Wed Jun 12 10:33:11 PDT 2024

================
@@ -7914,6 +7914,28 @@ void SelectionDAGBuilder::visitIntrinsicCall(const CallInst &I,
     setValue(&I, Trunc);
     return;
   }
+  case Intrinsic::experimental_vector_partial_reduce_add: {
+    auto DL = getCurSDLoc();
+    auto ReducedTy = EVT::getEVT(I.getType());
+    auto OpNode = getValue(I.getOperand(1));
+    auto FullTy = OpNode.getValueType();
+
+    auto Accumulator = getValue(I.getOperand(0));
+    unsigned ScaleFactor = FullTy.getVectorMinNumElements() / ReducedTy.getVectorMinNumElements();
+
+    for(unsigned i = 0; i < ScaleFactor; i++) {
----------------
paulwalker-arm wrote:

The problem with the "having a separate binop" approach is that it constrains optimisation/code generation because that binop requires a very specific ordering for how elements are combined, which is the very problem the partial reduction is solving.

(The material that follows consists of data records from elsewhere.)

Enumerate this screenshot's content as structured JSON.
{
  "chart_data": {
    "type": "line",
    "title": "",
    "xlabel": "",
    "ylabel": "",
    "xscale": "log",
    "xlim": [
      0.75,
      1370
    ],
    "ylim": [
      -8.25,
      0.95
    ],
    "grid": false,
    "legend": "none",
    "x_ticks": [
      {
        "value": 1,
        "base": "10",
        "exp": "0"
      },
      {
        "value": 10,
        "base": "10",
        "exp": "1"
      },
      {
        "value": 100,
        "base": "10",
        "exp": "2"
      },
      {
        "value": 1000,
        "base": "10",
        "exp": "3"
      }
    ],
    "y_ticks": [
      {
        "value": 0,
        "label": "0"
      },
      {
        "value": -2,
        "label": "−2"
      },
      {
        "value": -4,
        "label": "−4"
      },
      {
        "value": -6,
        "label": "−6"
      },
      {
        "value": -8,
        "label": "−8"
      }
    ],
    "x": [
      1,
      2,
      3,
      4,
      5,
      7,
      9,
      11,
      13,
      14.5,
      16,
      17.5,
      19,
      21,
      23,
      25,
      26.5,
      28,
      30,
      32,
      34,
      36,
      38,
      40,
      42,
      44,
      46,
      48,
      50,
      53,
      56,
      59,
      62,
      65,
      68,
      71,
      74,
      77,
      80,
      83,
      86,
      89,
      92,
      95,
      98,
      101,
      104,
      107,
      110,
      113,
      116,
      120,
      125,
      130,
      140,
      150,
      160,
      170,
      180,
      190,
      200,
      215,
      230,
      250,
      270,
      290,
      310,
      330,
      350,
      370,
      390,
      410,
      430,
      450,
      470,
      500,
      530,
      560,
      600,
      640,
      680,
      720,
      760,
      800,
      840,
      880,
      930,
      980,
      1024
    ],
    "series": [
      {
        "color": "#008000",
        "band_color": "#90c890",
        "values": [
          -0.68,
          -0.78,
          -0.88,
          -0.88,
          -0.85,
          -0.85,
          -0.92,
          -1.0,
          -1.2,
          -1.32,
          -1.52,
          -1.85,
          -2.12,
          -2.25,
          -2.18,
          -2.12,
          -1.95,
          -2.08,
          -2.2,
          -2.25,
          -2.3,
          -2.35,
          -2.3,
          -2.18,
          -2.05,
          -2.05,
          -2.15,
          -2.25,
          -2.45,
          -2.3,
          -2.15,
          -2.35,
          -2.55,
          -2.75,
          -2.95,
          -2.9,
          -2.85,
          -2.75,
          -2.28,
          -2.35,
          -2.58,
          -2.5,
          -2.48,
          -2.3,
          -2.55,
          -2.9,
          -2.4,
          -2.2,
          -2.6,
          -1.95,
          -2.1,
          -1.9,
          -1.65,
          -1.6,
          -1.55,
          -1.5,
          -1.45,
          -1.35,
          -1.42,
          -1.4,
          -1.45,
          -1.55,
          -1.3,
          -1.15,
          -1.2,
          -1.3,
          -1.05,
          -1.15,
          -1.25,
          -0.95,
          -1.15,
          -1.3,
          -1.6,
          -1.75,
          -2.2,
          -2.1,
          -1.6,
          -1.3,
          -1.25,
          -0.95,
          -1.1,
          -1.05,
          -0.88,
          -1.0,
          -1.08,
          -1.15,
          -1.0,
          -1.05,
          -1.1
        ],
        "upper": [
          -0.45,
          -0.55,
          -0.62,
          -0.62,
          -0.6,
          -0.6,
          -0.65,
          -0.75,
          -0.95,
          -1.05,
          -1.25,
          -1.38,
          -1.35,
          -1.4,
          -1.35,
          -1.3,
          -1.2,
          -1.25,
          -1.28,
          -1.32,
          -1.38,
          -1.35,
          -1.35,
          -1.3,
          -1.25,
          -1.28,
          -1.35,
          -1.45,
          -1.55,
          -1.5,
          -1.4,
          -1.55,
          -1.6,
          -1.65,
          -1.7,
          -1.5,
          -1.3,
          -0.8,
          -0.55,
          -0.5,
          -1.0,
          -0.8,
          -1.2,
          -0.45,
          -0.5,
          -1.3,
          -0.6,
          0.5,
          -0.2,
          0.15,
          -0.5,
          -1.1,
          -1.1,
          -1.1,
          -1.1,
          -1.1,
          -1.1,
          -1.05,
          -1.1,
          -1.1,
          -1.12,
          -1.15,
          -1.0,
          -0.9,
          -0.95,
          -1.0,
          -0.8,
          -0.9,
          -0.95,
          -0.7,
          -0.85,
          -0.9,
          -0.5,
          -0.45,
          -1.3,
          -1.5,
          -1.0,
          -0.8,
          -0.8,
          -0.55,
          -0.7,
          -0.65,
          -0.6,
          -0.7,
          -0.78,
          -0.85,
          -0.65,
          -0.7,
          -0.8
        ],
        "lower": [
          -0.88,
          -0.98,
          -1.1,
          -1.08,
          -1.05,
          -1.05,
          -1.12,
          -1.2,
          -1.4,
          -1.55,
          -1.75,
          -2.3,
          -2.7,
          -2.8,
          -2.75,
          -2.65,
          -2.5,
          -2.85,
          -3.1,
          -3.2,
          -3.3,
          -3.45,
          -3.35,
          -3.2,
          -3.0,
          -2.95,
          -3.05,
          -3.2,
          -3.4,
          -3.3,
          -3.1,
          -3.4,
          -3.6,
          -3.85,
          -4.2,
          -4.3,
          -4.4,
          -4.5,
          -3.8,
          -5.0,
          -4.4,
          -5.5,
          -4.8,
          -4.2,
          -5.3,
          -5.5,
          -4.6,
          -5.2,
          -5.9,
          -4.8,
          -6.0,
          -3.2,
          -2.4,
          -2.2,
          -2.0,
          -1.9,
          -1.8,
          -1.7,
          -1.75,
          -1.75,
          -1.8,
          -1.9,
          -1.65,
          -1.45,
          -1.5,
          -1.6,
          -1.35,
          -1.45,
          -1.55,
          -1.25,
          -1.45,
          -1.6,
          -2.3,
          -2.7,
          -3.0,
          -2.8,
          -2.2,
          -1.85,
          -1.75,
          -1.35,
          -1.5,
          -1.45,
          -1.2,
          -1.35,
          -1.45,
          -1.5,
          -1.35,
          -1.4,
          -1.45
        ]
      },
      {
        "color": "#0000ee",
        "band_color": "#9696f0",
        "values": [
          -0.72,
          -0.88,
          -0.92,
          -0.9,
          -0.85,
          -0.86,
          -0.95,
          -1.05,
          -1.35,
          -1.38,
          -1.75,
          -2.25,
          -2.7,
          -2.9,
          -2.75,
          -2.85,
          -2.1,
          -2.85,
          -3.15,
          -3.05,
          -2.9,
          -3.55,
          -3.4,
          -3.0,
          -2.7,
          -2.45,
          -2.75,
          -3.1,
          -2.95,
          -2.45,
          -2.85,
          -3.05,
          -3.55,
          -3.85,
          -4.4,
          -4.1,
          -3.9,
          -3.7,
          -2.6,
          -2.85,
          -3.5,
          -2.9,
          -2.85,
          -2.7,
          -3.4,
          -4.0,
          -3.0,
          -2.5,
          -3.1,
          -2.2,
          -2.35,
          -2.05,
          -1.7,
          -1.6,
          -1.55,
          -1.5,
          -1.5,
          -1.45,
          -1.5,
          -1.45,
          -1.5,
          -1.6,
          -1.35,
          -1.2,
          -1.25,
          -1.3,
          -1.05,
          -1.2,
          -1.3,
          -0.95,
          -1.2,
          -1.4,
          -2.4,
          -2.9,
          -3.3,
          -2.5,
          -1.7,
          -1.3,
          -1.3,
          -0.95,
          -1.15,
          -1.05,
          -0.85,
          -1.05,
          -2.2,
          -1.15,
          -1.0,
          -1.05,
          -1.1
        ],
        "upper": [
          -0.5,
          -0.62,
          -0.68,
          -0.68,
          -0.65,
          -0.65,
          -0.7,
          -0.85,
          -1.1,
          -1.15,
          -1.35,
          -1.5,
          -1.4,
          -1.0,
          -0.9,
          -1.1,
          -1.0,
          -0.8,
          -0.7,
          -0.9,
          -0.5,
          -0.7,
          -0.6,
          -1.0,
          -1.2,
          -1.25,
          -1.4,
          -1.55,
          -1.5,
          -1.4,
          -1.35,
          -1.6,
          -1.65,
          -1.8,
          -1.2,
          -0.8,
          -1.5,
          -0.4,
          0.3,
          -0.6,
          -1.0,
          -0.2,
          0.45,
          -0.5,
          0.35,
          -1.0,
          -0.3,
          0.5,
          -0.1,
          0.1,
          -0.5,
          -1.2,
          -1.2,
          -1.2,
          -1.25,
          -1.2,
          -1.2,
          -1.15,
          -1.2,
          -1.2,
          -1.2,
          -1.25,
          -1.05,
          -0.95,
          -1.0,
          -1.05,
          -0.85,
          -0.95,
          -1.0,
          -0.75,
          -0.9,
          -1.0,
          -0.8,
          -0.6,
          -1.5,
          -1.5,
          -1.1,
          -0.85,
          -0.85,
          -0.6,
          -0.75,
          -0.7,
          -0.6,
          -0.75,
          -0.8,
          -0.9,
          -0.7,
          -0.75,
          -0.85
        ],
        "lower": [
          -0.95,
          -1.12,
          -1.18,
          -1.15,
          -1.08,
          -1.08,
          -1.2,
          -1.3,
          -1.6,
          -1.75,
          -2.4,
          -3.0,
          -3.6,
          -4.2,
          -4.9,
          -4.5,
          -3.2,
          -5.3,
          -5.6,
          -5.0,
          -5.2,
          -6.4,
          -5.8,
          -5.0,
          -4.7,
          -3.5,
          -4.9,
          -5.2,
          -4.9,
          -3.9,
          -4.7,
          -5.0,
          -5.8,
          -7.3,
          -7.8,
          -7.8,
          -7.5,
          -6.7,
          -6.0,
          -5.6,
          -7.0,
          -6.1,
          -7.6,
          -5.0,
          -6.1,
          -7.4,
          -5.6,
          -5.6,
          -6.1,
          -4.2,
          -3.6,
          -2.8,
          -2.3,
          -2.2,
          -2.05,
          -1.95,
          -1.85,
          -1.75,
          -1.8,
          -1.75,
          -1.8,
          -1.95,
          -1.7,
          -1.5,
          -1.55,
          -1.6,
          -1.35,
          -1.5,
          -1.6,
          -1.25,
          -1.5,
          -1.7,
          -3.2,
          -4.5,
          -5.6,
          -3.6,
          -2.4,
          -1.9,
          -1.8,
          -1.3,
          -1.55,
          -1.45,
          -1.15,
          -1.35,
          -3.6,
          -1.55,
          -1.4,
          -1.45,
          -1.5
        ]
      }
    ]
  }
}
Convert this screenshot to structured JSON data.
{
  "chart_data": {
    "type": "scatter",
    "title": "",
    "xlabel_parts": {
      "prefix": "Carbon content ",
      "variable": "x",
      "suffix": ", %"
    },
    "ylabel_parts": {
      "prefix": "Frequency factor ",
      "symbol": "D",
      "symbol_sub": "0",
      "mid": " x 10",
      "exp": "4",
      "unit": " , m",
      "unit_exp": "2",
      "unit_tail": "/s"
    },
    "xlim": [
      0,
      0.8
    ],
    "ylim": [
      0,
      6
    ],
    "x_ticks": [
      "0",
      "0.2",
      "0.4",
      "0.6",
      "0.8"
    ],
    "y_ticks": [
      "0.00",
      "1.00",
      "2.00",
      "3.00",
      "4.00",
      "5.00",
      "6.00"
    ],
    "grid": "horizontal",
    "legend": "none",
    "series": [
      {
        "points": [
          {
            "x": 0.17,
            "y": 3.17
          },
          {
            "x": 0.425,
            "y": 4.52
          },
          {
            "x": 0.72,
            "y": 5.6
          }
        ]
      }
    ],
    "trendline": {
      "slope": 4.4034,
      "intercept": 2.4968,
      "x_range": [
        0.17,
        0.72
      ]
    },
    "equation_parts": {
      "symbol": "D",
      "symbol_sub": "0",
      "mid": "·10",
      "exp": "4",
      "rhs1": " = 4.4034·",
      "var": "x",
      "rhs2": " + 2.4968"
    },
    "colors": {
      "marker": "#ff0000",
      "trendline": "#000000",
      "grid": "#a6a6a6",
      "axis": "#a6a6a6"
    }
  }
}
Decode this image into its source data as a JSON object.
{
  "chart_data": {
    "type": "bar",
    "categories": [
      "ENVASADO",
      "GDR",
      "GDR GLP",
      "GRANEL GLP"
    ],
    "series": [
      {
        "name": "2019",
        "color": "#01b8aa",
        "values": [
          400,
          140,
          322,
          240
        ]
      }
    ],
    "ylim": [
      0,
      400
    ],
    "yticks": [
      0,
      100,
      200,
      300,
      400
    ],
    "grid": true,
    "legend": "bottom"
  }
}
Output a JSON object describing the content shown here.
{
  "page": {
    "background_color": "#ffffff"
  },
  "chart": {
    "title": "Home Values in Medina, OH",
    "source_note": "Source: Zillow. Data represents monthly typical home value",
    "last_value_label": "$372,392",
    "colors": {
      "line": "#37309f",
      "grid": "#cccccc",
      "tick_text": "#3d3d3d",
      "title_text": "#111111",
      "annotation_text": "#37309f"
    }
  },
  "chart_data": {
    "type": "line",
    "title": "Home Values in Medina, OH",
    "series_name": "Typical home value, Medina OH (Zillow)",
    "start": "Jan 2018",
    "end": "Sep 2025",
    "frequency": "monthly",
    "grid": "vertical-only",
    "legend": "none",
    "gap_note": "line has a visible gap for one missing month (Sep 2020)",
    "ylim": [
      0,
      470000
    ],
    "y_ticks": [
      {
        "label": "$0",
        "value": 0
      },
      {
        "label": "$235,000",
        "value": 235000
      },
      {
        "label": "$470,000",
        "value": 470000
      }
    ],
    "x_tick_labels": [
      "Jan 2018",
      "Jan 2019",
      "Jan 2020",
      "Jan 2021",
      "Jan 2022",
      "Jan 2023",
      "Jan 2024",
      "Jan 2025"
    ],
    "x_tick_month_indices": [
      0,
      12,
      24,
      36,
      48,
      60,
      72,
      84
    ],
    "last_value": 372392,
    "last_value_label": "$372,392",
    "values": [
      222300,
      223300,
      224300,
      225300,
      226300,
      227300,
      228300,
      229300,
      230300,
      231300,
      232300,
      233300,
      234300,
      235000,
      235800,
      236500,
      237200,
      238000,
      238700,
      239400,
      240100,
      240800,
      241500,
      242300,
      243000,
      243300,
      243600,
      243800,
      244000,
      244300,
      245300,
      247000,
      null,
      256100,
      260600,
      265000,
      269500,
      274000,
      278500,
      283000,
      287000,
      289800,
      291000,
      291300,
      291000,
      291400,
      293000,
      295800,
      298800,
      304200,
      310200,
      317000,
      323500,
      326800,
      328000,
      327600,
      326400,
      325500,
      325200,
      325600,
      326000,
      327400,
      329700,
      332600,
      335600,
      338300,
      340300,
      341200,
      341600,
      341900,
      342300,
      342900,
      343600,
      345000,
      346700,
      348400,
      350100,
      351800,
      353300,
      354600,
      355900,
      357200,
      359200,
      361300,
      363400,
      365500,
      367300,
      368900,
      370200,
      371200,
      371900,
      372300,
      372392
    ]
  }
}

I think folk are stuck in a "how can we use dot instructions" mindset, whilst I'm trying to push for "what is the loosest way reductions can be represented in IR".  To this point, the current suggested langref text for the intrinsic is still too strict because it gives the impression there's a defined order for how the second operand's elements are combined with the first, where there shouldn't be.

https://github.com/llvm/llvm-project/pull/94499